Yugoslav clarinetist (1910–1978)

Bruno Brun (1910–1978) was a Yugoslav clarinetist and professor at the Belgrade Music Academy.

==Education==
Brun was born in Hrastnik, Austro-Hungary, now Slovenia. He graduated from the Belgrade Music Academy in 1945 and continued his education in Paris.

==Career and awards==
As a soloist, Brun had performed throughout Yugoslavia as well as abroad. He also performed as a principal clarinetist with the Belgrade Philharmonic Orchestra and National Theatre in Belgrade.

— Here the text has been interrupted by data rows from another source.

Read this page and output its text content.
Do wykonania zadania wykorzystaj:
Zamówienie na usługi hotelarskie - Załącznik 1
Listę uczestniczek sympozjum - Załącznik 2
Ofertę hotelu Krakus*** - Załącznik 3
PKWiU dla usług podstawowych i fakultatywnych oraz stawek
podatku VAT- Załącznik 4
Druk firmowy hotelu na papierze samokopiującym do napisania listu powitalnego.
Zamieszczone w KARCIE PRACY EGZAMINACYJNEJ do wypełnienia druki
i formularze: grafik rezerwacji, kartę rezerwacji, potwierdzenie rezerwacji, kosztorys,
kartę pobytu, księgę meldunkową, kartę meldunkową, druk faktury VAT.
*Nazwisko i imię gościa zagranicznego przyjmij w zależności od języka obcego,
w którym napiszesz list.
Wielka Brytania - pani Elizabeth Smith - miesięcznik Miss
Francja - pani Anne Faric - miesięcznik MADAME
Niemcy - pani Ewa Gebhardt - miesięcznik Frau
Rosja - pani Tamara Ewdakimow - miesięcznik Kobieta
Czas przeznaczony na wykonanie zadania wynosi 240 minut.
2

He was one of the founders of the Association of Musical Artists of Serbia and its vice-president, and the secretary of the Belgrade Philharmonic Orchestra.

He was awarded "7 July" Prize (1969), the highest state prize for the arts, as well as Decoration of Work.

In 1973 he was a jury member at the ARD International Music Competition in Munich, along with Heinrich Sutermeister (Switzerland), Günter Bialas (Federal Republic of Germany), Ulysse Delécluse (France), David Glazer (United States), Robert Gugolz (Switzerland), Rudolf Jettel (Austria), Jost Michaels (Federal Republic of Germany), Gerd Starke (Federal Republic of Germany).

In 1977 he was a jury member at the Munich Competition, along with Hans-Peter Schmitz (Germany), Eduard Brunner (Switzerland), Hans Deinzer (Federal Republic of Germany), Guy Deplus (France), Dieter Klōcker (Federal Republic of Germany), Victor Petrov (U.S.S.R.) and Heinrich Sutermeister (Switzerland).

==Teaching career==
Bruno Brun was a professor of clarinet at the Belgrade Music Academy from 1945 to 1975 and a Rector of the University of Arts in Belgrade (1965–1971). His most famous students include Milenko Stefanović, Ernest Ačkun, Ante Grgin and Nikola Srdić (all of them were or are principal clarinetists and university professors). Brun wrote several textbooks for clarinet students.

He died in Belgrade, SFR Yugoslavia, now Serbia.